San Francisco - We are pleased to announce Passage, Val Britton's first solo exhibition at Gallery Wendi Norris. Presenting a sitespecific sculptural installation alongside a collection of twodimensional, mixed media works, this exhibition continues Britton's exploration of memory, imagination and the potential of abstraction.

 

Based on the language of mapping, Britton's abstract, collaged worksonpaper were initially inspired by her father, a long haul truck driver.
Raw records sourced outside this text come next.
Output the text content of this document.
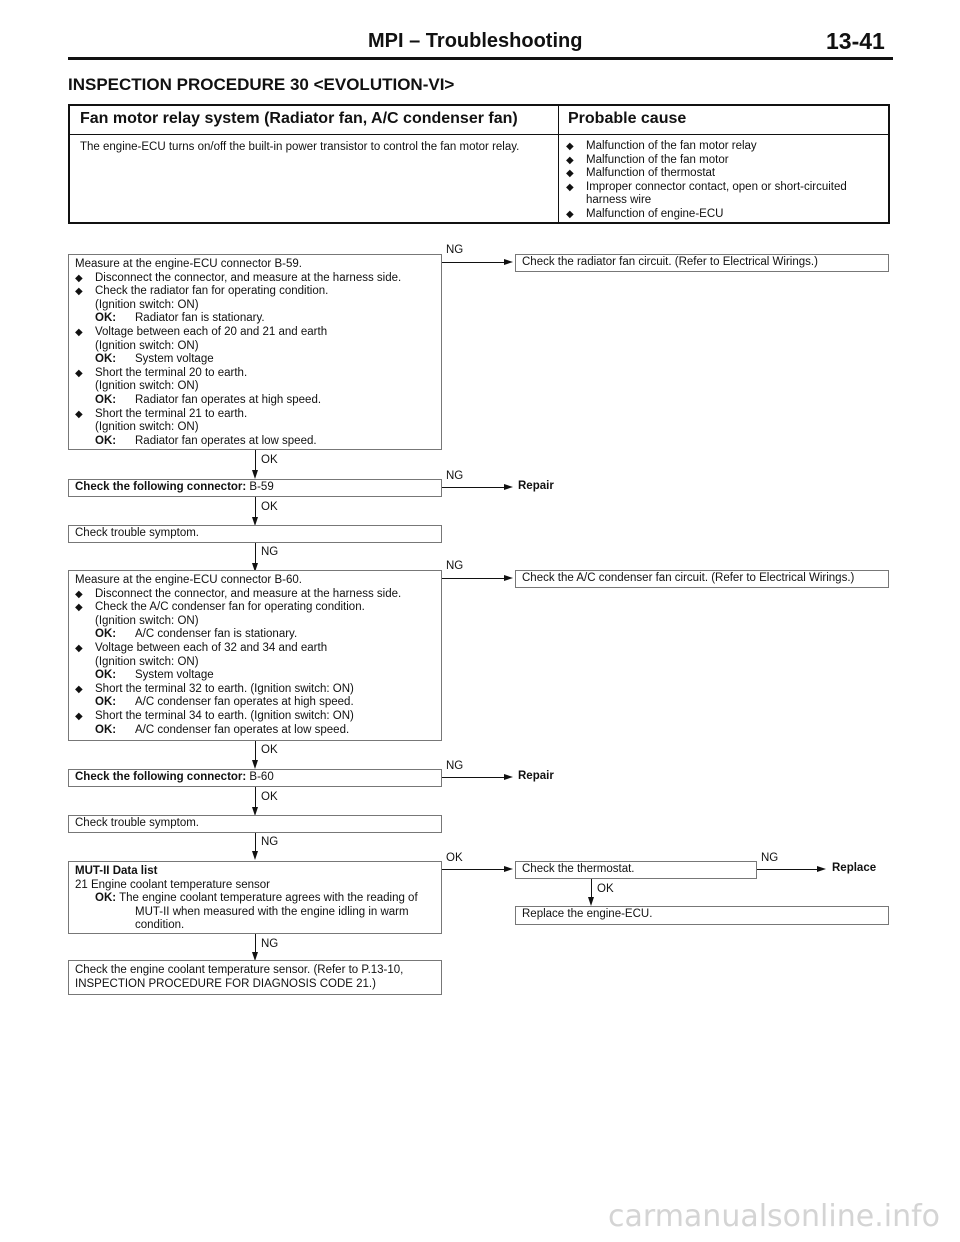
MPI – Troubleshooting	13-41
INSPECTION PROCEDURE 30 <EVOLUTION-VI>
Fan motor relay system (Radiator fan, A/C condenser fan)	Probable cause
The engine-ECU turns on/off the built-in power transistor to control the fan motor relay.
◆	Malfunction of the fan motor relay
◆ Malfunction of the fan motor
◆ Malfunction of thermostat
◆ Improper connector contact, open or short-circuited harness wire
◆ Malfunction of engine-ECU
Measure at the engine-ECU connector B-59.
◆ Disconnect the connector, and measure at the harness side.
◆ Check the radiator fan for operating condition.
(Ignition switch: ON)
OK: Radiator fan is stationary.
◆ Voltage between each of 20 and 21 and earth
(Ignition switch: ON)
OK: System voltage
◆ Short the terminal 20 to earth.
(Ignition switch: ON)
OK: Radiator fan operates at high speed.
◆ Short the terminal 21 to earth.
(Ignition switch: ON)
OK: Radiator fan operates at low speed.
NG
Check the radiator fan circuit. (Refer to Electrical Wirings.)
OK
Check the following connector: B-59
NG
Repair
OK
Check trouble symptom.
NG
Measure at the engine-ECU connector B-60.
◆ Disconnect the connector, and measure at the harness side.
◆ Check the A/C condenser fan for operating condition.
(Ignition switch: ON)
OK: A/C condenser fan is stationary.
◆ Voltage between each of 32 and 34 and earth
(Ignition switch: ON)
OK: System voltage
◆ Short the terminal 32 to earth. (Ignition switch: ON)
OK: A/C condenser fan operates at high speed.
◆ Short the terminal 34 to earth. (Ignition switch: ON)
OK: A/C condenser fan operates at low speed.
NG
Check the A/C condenser fan circuit. (Refer to Electrical Wirings.)
OK
Check the following connector: B-60
NG
Repair
OK
Check trouble symptom.
NG
MUT-II Data list
21 Engine coolant temperature sensor
OK: The engine coolant temperature agrees with the reading of MUT-II when measured with the engine idling in warm condition.
OK
Check the thermostat.
NG
Replace
OK
Replace the engine-ECU.
NG
Check the engine coolant temperature sensor. (Refer to P.13-10, INSPECTION PROCEDURE FOR DIAGNOSIS CODE 21.)
carmanualsonline.info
After losing her father at an early age, the artist searched for ways to process the emotional impact. Using maps of the routes he often travelled as her point of reference, Britton began to fragment and mutate her father's itineraries, piecing together the past while inventing histories forever unknown to her. Working in an explorative mode, Britton's abstractions explode across the canvas, creating space, depth and texture, rendering visible the navigation of memory's complex terrain.

 

Using cut paper, drawing, painting, ink and watercolor, Britton's collages are at once topographic and ethereal. Within each work, aspects of the familiar arise from her enigmatic formations. In "Reverberation #11," pools of varying shades of blue resemble a suite of lakes seen from above. Beneath, lines and orbs of cut paper assemble into a network of intersecting lines, forming a coordinate system born of the artist's imagination. Ultimately unrecognizable, the piece demonstrates Britton's deft ability to explore the tensions between the concrete and imaginary.

 

Developing organically from the works on paper, Britton's sculptural installation will combine cut paper and hanging elements arranged throughout the gallery space. Viewers will travel around the work, following the installation as they would follow the lines of a map. In this way, Britton not only imbues her abstractions with a sense movement, she cultivates a bodily relationship between the work and its viewers, inviting them to examine both the work and their own psychological and physical journey, or what Britton terms a "geologic tangle of memories."

 

Passage coincides with the completion of Britton's extensive public installation at the San Francisco International Airport, a project awarded to her by the San Francisco Arts Commission in 2012.